Valentina Trützschler

 

Predigt im Gottesdienst zum Thema „Bergbau“ am 8. 6. 2002 in Fürstenhausen

 

Gnade sei mit Euch und Friede von Gott unserem Vater und unserem Herrn Jesus Christus

 

Liebe Gemeinde,

 

„Es mag sein, dass alles fällt,

dass die Burgen dieser Welt

um dich her in Trümmer brechen.“

 

Dieses Lied haben wir gerade gesungen.

 

Es ist nicht das erste Mal, dass ich dieses Lied als „Aufhänger“ für eine Predigt benutze. Vielleicht erinnert sich der eine oder die andere noch daran. Es war im letzten Jahr, genauer gesagt am 11. September. Ich habe mit diesem Lied eine Predigt eingeleitet, in denen ich die Burgen der Welt mit dem World Trade Center verglichen habe. Mit dem World Trade Center, denke ich, ist wirkliche eine der Burgen dieser Welt in Trümmer gebrochen. Burgen dieser Welt - das möchte ich auch heute zum Anlass nehmen:

 

Burgen sind das, worauf wir uns verlassen können.

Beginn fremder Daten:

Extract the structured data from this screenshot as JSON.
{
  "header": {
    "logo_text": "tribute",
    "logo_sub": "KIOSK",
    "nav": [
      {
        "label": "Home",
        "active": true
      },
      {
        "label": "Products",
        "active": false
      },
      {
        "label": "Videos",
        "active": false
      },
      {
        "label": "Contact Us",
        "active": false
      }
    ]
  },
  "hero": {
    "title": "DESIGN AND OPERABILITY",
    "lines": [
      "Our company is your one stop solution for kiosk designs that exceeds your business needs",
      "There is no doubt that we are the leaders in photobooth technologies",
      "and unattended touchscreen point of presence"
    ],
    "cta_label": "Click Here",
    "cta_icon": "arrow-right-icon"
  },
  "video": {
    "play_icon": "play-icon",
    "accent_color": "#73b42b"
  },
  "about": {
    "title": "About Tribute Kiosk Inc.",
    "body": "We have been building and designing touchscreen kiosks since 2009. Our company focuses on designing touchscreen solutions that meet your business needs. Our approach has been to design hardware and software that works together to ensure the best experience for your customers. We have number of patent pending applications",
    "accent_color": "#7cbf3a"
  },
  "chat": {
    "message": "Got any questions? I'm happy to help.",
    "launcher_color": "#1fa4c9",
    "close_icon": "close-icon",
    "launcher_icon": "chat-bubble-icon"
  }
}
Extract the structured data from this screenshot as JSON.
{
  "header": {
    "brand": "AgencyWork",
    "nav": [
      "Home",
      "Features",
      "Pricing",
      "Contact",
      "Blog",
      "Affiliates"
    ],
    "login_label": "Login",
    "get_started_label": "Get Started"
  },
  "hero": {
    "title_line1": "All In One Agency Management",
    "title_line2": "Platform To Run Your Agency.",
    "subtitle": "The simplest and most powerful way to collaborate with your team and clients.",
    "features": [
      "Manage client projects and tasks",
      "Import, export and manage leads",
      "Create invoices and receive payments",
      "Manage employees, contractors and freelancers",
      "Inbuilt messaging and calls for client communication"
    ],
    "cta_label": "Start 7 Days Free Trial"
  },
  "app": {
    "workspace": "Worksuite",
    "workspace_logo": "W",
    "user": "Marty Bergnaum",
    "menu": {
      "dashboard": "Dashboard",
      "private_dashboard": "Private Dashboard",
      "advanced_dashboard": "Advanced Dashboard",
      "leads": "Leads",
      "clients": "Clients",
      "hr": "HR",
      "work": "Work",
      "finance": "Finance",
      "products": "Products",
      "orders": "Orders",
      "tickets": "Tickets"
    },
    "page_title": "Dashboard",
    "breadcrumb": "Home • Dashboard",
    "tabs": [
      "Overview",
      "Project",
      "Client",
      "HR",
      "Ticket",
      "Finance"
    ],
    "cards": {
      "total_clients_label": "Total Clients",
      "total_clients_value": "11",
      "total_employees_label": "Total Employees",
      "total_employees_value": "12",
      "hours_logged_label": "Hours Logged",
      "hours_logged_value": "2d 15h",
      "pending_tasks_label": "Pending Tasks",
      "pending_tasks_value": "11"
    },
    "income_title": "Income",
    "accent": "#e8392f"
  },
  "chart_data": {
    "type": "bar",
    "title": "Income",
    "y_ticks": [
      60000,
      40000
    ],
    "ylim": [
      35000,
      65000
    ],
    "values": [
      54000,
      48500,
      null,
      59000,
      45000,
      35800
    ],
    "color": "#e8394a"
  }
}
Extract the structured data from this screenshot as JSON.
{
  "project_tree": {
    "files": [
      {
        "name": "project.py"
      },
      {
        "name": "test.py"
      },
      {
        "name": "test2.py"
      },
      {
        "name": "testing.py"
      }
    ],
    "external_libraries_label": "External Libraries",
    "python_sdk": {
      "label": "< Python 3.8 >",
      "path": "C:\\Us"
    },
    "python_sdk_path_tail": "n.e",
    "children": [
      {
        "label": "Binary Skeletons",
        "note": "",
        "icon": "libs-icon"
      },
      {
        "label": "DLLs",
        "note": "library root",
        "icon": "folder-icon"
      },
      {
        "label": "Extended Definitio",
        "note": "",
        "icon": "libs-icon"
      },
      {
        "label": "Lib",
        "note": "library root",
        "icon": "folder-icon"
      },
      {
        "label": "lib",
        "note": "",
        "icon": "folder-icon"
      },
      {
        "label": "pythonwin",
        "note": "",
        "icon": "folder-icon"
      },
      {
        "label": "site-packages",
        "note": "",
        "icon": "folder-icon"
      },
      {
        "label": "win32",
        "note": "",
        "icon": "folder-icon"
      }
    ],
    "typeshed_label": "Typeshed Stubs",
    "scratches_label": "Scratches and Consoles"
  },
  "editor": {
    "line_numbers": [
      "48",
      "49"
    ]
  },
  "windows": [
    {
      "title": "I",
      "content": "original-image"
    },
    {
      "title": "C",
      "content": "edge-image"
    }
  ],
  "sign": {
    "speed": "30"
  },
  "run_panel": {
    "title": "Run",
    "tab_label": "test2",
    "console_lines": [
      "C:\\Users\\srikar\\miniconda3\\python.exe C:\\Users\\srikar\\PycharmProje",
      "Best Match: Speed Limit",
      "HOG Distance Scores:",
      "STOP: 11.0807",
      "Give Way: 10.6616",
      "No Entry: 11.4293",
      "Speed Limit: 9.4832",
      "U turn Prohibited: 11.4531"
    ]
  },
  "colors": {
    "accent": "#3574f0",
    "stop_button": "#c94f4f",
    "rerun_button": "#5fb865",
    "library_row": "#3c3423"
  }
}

Burgen strahlen Sicherheit aus.

Eine Burg steht für Sicherheit und Zuverlässigkeit.

Die Burgen, um die es heute geht, die haben sogar ganz bestimmte Namen.

Die Burgen, um die es heute geht, die heißen z.B. Kurt-Schumacherstr. soundso oder Sofienstr. soundso usw.

 

Und diese Reihe lässt sich beliebig fortsetzen. Ich kann jeden beliebigen Straßennamen in Fürstenhausen einsetzen. Es geht um die Häuser, in denen unsere Gemeinde wohnt.

 

Es geht um die Häuser, die sie teilweise selbst gebaut haben. Und die nun in Trümmer brechen.

 

Beim einen sind es erst ein paar kleine Risse, beim anderen sind es bereits große. Einige mussten sogar schon ausziehen, andere versuchen auszuhalten, und irgendwie mit dem Lärm und dem Nervenstress fertig zu werden.

 

Burgen sind das, worauf Menschen sich verlassen.

 

Und hier machen Menschen die Erfahrung, dass ihr privater, ihr häuslicher Bereich keinen Schutzraum mehr bietet. Der Engländer kennt das Sprichwort: „My home is my castle.“ Und diese Burgen, die gibt es hier in Fürstenhausen nicht mehr.

 

Doch es gibt auch andere Burgen, andere Dinge, auf die wir uns in unserer Gesellschaft verlassen.

 

Gerade in dieser von Arbeitslosigkeit bedrängten Welt verlassen sich Menschen auf ihren Arbeitsplatz. Sie verlassen sich darauf, dass sie den Beruf, den sie gelernt haben, ausüben können, ohne ein schlechtes Gewissen zu haben. Sie verlassen sich auf das sichere Gefühl, gebraucht zu werden, und darauf, ihren Beruf bis zum Ruhestand ausüben zu können.

 

Auch diese Burgen brechen in Trümmer. Angst macht sich breit. Angst vor der Zukunft. Immer öfter höre ich Stimmen voller Pessimismus und Verzweiflung.

 

Es mag sein, dass alles fällt,

dass die Burgen dieser Welt

um dich her in Trümmer brechen.

Halte du den Glauben fest,

dass dich Gott nicht fallen lässt:

er hält sein Versprechen.

 

Können wir das überhaupt noch glauben? Glauben, dass Gott wirklich seine Versprechen hält? Wenn alles um uns her wegbricht – gibt es da dann überhaupt noch etwas, worauf wir uns verlassen können?

 

Ich möchte Sie einladen, dieser Frage in ihrem Herzen nachzugehen. Gönnen wir uns eine Minute darüber nachzudenken, was in Trümmer bricht und was hält.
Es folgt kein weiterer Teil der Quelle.